Eggs. The living legend needs eggs. Or maybe another milk.

Jayne ,'Jaynestown'


Literary Buffistas 3: Don't Parse the Blurb, Dear.

There's more to life than watching Buffy the Vampire Slayer! No. Really, there is! Honestly! Here's a place for Buffistas to come and discuss what it is they're reading, their favorite authors and poets. "Geez. Crack a book sometime."


Polter-Cow - Nov 08, 2006 10:47:02 am PST #1502 of 28157
What else besides ramen can you scoop? YOU CAN SCOOP THIS WORLD FROM DARKNESS!

I read JE three times because it was the Academic Decathlon book. Thus, I gained a certain affection for it, but I don't think I would really love it on its own merits.


brenda m - Nov 08, 2006 10:47:04 am PST #1503 of 28157
If you're going through hell/keep on going/don't slow down/keep your fear from showing/you might be gone/'fore the devil even knows you're there

Wide Sargasso Sea is excellent. I didn't like The Eyre Affair (in part for the reasons PC mentions), though I agree that without JE first, it would be even less comprehensible.
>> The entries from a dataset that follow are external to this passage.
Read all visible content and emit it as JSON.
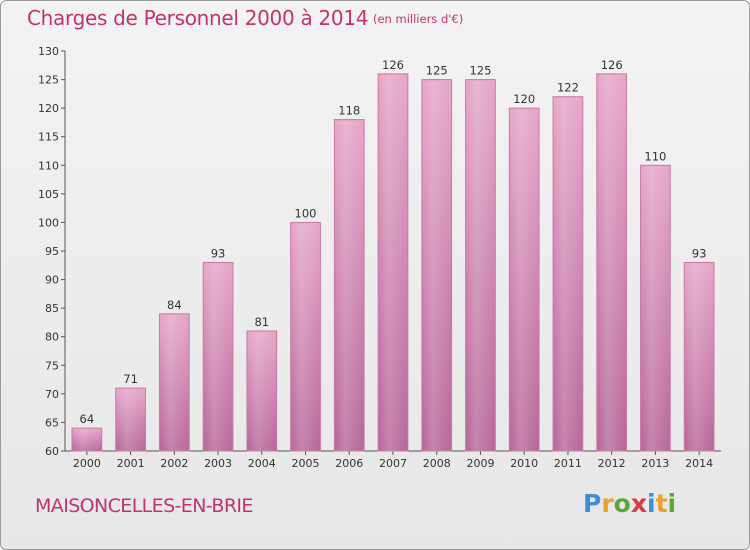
{
  "header": {
    "title": "Charges de Personnel 2000 à 2014",
    "subtitle": "(en milliers d'€)"
  },
  "footer": {
    "place": "MAISONCELLES-EN-BRIE",
    "brand": {
      "letters": [
        "P",
        "r",
        "o",
        "x",
        "i",
        "t",
        "i"
      ],
      "colors": [
        "#3a8fd6",
        "#e8a32a",
        "#5aa83c",
        "#d93a3a",
        "#3a8fd6",
        "#e8a32a",
        "#5aa83c"
      ]
    }
  },
  "chart_data": {
    "type": "bar",
    "title": "Charges de Personnel 2000 à 2014",
    "subtitle": "(en milliers d'€)",
    "categories": [
      "2000",
      "2001",
      "2002",
      "2003",
      "2004",
      "2005",
      "2006",
      "2007",
      "2008",
      "2009",
      "2010",
      "2011",
      "2012",
      "2013",
      "2014"
    ],
    "values": [
      64,
      71,
      84,
      93,
      81,
      100,
      118,
      126,
      125,
      125,
      120,
      122,
      126,
      110,
      93
    ],
    "ylim": [
      60,
      130
    ],
    "yticks": [
      60,
      65,
      70,
      75,
      80,
      85,
      90,
      95,
      100,
      105,
      110,
      115,
      120,
      125,
      130
    ],
    "grid": false,
    "bar_color": "#d98bb5",
    "text_color": "#c03370"
  }
}
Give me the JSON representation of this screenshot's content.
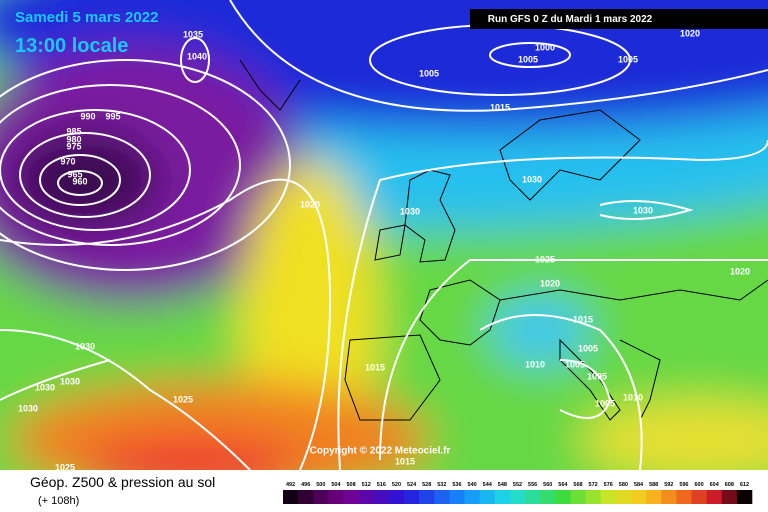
{
  "header": {
    "date": "Samedi 5 mars 2022",
    "time": "13:00 locale",
    "run": "Run GFS 0 Z du Mardi 1 mars 2022"
  },
  "map": {
    "isobar_labels": [
      "1035",
      "1040",
      "1000",
      "1005",
      "1005",
      "1005",
      "1020",
      "1015",
      "990",
      "995",
      "985",
      "980",
      "975",
      "970",
      "965",
      "960",
      "1020",
      "1030",
      "1030",
      "1030",
      "1025",
      "1020",
      "1020",
      "1015",
      "1010",
      "1005",
      "1005",
      "1005",
      "1005",
      "1010",
      "1015",
      "1030",
      "1030",
      "1030",
      "1030",
      "1025",
      "1015",
      "1025"
    ],
    "copyright": "Copyright © 2022 Meteociel.fr"
  },
  "footer": {
    "title": "Géop. Z500 & pression au sol",
    "lead": "(+ 108h)",
    "scale": [
      492,
      496,
      500,
      504,
      508,
      512,
      516,
      520,
      524,
      528,
      532,
      536,
      540,
      544,
      548,
      552,
      556,
      560,
      564,
      568,
      572,
      576,
      580,
      584,
      588,
      592,
      596,
      600,
      604,
      608,
      612
    ]
  }
}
Polter-Cow - Nov 08, 2006 10:49:02 am PST #1504 of 28157
What else besides ramen can you scoop? YOU CAN SCOOP THIS WORLD FROM DARKNESS!

though I agree that without JE first, it would be even less comprehensible.

I hadn't read JE since high school (the aforementioned three times), so I was really, really confused about what appeared to be the ending of JE in the world of TEA for most of the book, because I thought I had misremembered what actually happened in JE. I did think it was very, very clever for the events of the book to actually end up creating the ending we know now.


sarameg - Nov 08, 2006 10:49:41 am PST #1505 of 28157

I was pretty much, um, obsessed with Jane Eyre the way 12 year olds can be obsessed.

I don't think I've read it in a decade. Probably should.


askye - Nov 08, 2006 10:54:28 am PST #1506 of 28157
Thrive to spite them

I don't think I've read all of Jane Eyre, I loved Wuthering Heights when I read it in middle school but wasn't so fond of it on reread as an adult.

I LOVE Middlemarch. I read it several summers ago at the beach and it was so wonderful. I leant it to Grandma E, I was surprised she hadn't read it. She told me "It's so wonderful, her way with words. I just want to go copy down every other line."

I'd read Silas Marner in high school and loved it. I also read Frankenstein in high school and loved it. I have never finished Dracula though. I start it but it doesn't enthrall me, I'm not sure why.


Polter-Cow - Nov 08, 2006 10:57:10 am PST #1507 of 28157
What else besides ramen can you scoop? YOU CAN SCOOP THIS WORLD FROM DARKNESS!

I'd read Silas Marner in high school and loved it.

Me too!

I keep hearing good things about Middlemarch. What the blinking hell is it actually about ?


brenda m - Nov 08, 2006 10:57:57 am PST #1508 of 28157
If you're going through hell/keep on going/don't slow down/keep your fear from showing/you might be gone/'fore the devil even knows you're there

PC, I liked the conceit, but the execution just didn't grab me. A little too arch or something.


Atropa - Nov 08, 2006 10:58:58 am PST #1509 of 28157
The artist formerly associated with cupcakes.

I have never finished Dracula though. I start it but it doesn't enthrall me, I'm not sure why.

Because huge whopping chunks of it are kinda on the dry and boring side, and I say this as someone who re-reads Dracula at least once a year. (I even keep a paperback of it in my bookbag just in case I get stuck on the bus with nothing to read.)

Part of the reason I collect editions of Dracula is because it's THE source text for every vampire novel since. I mean, I'd love to collect editions of Something Wicked This Way Comes, but there aren't as many (affordable!) editions of it.


Polter-Cow - Nov 08, 2006 11:05:35 am PST #1510 of 28157
What else besides ramen can you scoop? YOU CAN SCOOP THIS WORLD FROM DARKNESS!

brenda, I don't really know what "arch" means, but I'd probably agree. That whole book was a slew of "Nice concept, poor execution."


sj - Nov 08, 2006 11:21:15 am PST #1511 of 28157
"There are few hours in life more agreeable than the hour dedicated to the ceremony known as afternoon tea."

I keep hearing good things about Middlemarch. What the blinking hell is it actually about ?

It's rural life in England in the 19th century. Lots of different characters and different things happening. It has the most beautiful writing.